Kaas is in fact the dutch word for cheese and is another delicacy that you can’t miss when wandering around the city. Dutch cheeses are predominantly made semi-hard or hard with popular varieties including Gouda, Edam and Old Amsterdam. Introduce yourself to the many different flavours and accompaniments in one of Amsterdam’s many cheese shops where you can try samples of pretty much every  flavour. If you`re after a more detailed introduction to the world of Dutch cheese then head to the Reypenaer Tasting Room for a professionally guided tasting of their award winning cheese.


A bitterbal is a deep fried crispy meatball, rolled in breadcrumbs and served with mustard on the side. Made with a mixture of beef broth and spices, these balls of goodness are crispy on the outside and soft on the inside. You can try these pretty much everywhere but if you find yourself in the Foodhallen be sure to check out De Ballenbar hosted by michelin star chef Peter Gast offering a fusion of different bitterballens to try including chorizo, goat’s cheese and truffle.
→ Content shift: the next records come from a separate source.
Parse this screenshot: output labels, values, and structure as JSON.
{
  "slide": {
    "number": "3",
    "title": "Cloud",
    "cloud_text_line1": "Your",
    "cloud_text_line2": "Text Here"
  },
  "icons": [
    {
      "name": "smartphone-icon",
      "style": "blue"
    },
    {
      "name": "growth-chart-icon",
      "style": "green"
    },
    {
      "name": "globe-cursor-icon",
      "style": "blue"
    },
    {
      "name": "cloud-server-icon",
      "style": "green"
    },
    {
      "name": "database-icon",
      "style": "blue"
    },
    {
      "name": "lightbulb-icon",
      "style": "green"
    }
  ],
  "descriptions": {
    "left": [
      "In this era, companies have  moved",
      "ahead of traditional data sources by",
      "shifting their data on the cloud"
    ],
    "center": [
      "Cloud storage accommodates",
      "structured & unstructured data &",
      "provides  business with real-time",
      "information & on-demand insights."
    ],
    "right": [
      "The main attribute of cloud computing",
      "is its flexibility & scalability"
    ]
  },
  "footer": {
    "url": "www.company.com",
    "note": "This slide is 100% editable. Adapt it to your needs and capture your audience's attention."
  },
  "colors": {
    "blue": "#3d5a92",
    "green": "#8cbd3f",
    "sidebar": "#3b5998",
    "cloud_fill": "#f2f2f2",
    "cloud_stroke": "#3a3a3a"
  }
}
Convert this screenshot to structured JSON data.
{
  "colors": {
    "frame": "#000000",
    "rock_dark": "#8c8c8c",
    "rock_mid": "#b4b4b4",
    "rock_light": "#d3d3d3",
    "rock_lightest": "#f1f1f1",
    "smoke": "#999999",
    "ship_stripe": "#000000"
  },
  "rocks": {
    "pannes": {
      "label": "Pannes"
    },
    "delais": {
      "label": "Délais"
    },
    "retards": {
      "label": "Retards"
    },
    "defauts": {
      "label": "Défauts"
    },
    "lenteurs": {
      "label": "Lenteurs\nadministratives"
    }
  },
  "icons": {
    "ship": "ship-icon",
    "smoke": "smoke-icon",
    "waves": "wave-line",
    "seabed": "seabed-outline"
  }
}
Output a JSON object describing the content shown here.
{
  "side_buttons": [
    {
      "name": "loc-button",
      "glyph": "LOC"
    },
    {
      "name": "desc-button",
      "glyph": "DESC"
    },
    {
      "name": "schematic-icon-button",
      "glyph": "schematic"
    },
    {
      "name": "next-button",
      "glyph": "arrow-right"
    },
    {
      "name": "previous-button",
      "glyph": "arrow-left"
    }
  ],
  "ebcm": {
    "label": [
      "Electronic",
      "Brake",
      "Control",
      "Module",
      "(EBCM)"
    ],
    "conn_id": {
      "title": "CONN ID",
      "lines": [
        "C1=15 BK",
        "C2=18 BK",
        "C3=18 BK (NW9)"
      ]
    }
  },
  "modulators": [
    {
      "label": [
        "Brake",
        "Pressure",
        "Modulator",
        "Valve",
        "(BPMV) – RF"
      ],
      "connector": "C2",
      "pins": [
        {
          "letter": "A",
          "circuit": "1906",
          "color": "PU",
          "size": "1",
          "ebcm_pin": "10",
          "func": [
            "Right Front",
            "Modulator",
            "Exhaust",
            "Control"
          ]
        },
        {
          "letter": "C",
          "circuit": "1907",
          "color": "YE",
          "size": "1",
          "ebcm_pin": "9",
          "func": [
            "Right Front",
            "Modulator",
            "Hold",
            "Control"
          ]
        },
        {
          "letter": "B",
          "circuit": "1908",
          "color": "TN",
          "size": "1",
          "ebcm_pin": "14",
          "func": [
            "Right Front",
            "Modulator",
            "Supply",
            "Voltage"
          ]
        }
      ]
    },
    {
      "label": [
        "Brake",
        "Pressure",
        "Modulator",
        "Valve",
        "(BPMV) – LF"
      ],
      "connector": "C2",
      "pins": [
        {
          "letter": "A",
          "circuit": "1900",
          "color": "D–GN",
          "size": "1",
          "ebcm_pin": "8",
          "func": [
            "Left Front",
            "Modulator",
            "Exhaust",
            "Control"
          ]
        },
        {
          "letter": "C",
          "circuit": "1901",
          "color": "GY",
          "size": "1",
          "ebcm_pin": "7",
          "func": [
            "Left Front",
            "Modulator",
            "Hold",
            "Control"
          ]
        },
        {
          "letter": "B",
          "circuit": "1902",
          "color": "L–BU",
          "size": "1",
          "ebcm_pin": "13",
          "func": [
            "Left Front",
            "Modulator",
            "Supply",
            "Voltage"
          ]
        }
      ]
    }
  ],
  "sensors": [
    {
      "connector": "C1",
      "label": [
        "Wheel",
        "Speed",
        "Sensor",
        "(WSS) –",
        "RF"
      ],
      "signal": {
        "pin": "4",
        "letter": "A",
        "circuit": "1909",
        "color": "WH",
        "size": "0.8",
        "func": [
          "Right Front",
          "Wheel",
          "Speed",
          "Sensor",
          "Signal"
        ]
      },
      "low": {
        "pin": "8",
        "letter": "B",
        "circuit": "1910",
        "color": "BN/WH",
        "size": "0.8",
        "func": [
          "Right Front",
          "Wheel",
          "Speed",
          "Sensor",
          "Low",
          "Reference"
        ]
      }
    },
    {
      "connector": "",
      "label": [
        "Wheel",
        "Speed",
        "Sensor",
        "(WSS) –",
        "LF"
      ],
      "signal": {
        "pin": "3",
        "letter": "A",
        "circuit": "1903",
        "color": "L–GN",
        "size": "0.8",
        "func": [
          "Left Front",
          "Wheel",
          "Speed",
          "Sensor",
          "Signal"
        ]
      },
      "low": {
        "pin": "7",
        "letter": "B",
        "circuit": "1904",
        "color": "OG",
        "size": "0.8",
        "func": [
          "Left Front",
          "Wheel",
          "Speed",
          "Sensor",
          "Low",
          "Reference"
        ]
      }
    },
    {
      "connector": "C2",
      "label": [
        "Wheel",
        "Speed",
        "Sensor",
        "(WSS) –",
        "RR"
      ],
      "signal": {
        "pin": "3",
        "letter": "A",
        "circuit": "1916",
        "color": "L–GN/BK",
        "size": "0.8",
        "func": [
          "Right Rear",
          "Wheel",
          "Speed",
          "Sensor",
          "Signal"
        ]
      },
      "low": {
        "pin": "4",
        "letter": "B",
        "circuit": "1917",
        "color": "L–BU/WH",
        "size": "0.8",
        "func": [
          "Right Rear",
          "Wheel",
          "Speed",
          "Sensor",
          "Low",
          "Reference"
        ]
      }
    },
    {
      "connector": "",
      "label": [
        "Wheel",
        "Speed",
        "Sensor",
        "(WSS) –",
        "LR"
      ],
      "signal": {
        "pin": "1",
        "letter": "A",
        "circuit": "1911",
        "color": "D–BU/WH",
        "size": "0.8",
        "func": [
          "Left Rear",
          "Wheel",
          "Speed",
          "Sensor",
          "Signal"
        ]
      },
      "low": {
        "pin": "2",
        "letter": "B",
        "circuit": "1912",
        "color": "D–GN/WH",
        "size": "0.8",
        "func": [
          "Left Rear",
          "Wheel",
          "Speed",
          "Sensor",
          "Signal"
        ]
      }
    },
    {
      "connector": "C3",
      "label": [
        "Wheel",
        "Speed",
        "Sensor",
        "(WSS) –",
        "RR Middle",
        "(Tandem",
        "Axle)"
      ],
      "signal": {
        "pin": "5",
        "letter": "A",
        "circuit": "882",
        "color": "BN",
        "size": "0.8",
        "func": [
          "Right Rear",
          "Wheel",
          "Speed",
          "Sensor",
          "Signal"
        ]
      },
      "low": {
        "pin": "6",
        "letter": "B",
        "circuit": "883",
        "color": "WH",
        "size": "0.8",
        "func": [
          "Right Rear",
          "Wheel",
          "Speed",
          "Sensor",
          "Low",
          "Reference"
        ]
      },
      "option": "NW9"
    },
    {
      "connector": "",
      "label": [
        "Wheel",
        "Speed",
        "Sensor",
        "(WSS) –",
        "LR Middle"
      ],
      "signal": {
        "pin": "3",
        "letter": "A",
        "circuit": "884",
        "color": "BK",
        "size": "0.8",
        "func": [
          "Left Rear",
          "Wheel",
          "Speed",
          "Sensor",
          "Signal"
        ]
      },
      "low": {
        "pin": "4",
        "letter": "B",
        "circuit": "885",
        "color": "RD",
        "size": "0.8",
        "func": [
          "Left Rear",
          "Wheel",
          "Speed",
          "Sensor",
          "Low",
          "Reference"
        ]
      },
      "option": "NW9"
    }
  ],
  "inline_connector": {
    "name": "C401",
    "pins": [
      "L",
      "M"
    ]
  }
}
Similar to a bitterbal but more of an oblong shape, the Kroket is a deep fried meat roll covered in breadcrumbs. A fast food delicacy you can eat them on their own or as a sandwich filling or burger with mustard alongside. The most common place to pick up one of these is the street vendor Febo featuring automatic vending machines filled with fried, hot snacks. Perhaps a bit gimmicky but a must try if your in the city and a surprisingly tasty fast food option.


In Amsterdam a highly popular dutch delicay is raw herring lightly cured in salt and served with raw onions and pickles. The best time to try this delicacy is once the herring season commences in May, but you can find this snack served all year round due to the strict regulations in place governing the preparation of the fish. The dutch are passionate about herring but this is quite an acquired taste and won’t be for everyone. If you’re not a fan of raw fish then opt for Kibbeling instead which is battered or deep fried nuggets of white fish served with a herby mayonnaise and fresh lemon.